There comes a stage in many long-running West End shows when stunt casting arrives: where, in order to reinvigorate and prop up the box office, the producers parachute in 'star' names who may or may not be appropriate in talent for the task in hand, though they may be of interest in terms of celebrity. (Some shows even start with stunt casting and go downhill from there).

But sometimes it pays off, and just not financially at the box office. Such is the case with Rebel Wilson, the Australian-born film comedy star, who has been dropped, like a plus-sized bomb, into the cartoon world of New York conjured by composer Frank Loesser and book writers Jo Swerling and Abe Burrows in their immortal musical adaptation of Damon Runyon, and left to detonate with an sense of stage-owning mischief and brassiness.

Miss Adelaide, the nightclub hostess, dancer, and well-known fiancee, is a brassily hilarious, larger-than-life creation, and it plays to Wilson's comedic strengths. She may not, to be honest, be the best singer in the world -- but then neither would Miss Adelaide be, either, or she wouldn't be playing a dive like The Hot Box. She's here to put her body on display, and in a refreshing departure from the sexual stereotyping of the chorus girls around her, she's here to celebrate the fuller framed.

And with Simon Lipkin newly joining her as Nathan Detroit, the man who runs a floating crap game in New York but whom she longs to tame and domesticate, there's a real erotic charge between them: they can't keep their hands off each other. Lipkin, too, is a talented comedian, so there's humour as well as chemistry between there, and the one feeds the other (in every sense).

Meanwhile, a no less unconventional romance plays out between a smooth professional gambler Sky Masterson and "mission doll" Sister Sarah Brown, who runs the Times Square outpost of the Salvation Army at 409 West 49th Street. They are played by the more conventional coupling of the dashing Oliver Tompsett and Siubhan Harrison, who both look gorgeous and sing even more beautifully.

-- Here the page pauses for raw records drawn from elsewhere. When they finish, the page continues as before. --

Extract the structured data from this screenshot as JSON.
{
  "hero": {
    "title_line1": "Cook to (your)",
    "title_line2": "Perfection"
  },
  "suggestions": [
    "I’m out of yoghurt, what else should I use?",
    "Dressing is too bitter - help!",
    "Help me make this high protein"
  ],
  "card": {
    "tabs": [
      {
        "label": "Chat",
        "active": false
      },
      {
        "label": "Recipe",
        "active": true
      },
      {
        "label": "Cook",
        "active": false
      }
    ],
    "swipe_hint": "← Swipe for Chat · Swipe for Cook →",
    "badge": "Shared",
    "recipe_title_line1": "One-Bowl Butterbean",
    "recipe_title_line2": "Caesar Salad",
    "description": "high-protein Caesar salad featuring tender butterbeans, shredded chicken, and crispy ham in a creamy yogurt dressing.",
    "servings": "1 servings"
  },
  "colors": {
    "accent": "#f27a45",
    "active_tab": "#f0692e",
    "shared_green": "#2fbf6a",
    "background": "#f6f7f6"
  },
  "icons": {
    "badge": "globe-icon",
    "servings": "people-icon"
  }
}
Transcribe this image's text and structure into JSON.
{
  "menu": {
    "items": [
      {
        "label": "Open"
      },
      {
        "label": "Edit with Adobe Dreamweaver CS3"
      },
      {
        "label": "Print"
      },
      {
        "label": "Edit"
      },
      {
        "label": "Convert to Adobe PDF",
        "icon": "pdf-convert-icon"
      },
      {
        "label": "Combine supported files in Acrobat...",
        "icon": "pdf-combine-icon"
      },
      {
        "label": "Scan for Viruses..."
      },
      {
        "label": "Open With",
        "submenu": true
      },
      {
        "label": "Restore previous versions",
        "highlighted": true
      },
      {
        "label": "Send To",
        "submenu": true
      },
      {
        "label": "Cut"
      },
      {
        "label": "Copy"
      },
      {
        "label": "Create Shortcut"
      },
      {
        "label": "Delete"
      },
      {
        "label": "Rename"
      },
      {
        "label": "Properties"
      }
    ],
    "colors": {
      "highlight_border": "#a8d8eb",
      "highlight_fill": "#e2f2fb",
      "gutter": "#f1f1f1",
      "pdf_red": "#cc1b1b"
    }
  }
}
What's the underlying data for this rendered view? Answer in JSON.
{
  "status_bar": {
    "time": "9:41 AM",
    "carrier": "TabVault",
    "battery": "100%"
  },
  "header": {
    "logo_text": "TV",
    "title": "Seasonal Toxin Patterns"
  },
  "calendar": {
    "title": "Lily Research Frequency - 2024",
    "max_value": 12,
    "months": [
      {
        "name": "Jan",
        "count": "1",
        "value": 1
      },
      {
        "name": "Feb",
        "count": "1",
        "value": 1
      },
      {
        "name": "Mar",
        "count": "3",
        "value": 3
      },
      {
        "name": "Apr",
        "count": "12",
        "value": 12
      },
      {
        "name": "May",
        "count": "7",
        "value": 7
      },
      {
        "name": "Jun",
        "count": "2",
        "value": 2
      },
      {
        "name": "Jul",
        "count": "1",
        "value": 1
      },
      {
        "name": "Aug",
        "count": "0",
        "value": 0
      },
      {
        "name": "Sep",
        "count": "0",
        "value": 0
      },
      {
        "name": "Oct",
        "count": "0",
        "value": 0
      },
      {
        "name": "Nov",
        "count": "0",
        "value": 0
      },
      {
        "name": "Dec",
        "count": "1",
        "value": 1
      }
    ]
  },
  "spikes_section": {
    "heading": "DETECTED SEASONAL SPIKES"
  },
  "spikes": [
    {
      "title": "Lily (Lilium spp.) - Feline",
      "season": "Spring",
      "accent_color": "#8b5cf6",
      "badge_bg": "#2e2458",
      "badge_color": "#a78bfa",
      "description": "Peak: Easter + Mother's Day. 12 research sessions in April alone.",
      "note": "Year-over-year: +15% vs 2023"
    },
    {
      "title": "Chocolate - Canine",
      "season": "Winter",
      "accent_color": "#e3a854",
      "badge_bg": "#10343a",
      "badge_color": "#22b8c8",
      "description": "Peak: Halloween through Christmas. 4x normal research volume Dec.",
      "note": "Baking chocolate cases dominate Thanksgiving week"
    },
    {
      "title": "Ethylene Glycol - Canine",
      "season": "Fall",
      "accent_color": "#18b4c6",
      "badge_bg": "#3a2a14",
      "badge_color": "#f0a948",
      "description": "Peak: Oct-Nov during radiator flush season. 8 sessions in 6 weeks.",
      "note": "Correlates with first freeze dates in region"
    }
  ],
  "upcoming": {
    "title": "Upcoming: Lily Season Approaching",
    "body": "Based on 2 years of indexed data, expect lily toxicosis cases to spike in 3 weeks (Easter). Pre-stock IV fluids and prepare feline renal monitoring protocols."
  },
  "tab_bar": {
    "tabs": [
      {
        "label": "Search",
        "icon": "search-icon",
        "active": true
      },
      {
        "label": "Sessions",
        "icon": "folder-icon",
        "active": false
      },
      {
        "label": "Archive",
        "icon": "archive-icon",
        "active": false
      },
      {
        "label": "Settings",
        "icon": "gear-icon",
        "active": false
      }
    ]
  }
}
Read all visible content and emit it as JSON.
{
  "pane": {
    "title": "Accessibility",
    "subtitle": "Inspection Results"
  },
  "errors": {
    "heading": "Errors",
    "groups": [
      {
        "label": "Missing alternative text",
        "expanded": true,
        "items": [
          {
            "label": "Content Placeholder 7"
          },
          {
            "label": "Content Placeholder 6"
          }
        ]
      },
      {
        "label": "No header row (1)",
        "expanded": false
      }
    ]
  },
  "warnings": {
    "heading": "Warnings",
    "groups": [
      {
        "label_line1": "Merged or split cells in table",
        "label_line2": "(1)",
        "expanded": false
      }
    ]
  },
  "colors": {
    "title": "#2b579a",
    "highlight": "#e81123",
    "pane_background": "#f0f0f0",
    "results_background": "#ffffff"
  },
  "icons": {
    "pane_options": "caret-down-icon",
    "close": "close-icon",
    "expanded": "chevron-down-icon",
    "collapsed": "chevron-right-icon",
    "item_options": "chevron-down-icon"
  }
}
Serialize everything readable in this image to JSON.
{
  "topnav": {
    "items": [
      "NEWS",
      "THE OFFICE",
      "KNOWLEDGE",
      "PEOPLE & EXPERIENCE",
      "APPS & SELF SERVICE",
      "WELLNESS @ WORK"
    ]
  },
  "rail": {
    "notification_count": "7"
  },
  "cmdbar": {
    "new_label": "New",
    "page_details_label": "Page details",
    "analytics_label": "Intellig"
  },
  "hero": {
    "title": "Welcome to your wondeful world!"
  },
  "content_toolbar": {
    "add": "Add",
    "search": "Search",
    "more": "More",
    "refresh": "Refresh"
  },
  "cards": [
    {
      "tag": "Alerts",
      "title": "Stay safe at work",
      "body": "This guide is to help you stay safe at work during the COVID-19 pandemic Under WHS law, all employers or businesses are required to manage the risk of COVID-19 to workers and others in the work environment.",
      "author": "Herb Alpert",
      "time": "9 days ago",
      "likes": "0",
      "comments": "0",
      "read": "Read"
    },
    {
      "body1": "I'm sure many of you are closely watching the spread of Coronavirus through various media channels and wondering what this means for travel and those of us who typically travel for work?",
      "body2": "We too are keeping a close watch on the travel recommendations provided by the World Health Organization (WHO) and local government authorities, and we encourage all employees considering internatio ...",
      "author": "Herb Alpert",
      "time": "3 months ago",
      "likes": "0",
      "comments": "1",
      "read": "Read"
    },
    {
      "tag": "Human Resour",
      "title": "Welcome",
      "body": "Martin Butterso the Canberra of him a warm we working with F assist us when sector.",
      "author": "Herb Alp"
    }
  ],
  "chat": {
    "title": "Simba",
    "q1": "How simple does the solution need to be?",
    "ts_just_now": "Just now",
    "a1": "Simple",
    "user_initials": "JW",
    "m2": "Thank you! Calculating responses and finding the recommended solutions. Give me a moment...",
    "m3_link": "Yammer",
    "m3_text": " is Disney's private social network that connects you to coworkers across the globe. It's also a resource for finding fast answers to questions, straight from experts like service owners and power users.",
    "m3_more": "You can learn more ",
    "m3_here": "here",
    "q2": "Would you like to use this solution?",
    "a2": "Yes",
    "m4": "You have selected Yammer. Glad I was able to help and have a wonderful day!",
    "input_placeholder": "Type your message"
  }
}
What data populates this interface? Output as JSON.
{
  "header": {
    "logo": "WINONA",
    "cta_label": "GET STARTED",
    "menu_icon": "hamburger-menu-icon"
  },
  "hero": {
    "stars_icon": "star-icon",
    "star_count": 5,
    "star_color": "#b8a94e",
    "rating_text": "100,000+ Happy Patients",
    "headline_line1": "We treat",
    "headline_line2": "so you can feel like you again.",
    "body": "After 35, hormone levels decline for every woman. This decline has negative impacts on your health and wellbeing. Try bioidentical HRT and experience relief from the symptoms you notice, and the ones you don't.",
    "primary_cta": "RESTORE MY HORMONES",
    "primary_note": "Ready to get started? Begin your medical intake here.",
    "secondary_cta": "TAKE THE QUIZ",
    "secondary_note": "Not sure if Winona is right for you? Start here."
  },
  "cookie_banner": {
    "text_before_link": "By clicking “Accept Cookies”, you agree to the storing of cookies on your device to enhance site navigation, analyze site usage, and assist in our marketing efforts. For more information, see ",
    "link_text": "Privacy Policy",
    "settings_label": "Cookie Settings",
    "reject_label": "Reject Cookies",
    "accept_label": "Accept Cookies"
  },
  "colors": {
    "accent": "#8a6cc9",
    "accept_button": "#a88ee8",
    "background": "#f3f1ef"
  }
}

Guys and Dolls has long been my all-time favourite musical; this production, which also features some great supporting performances from a cast that includes Gavin Spokes and Jason Pennycooke as Nathan's sidekicks, Lorna Gale and Billy Boyle as Sister Sarah's missionary colleagues, and the massive Nic Greenshields as the appropriately named Big Jule, is a splendid account of it.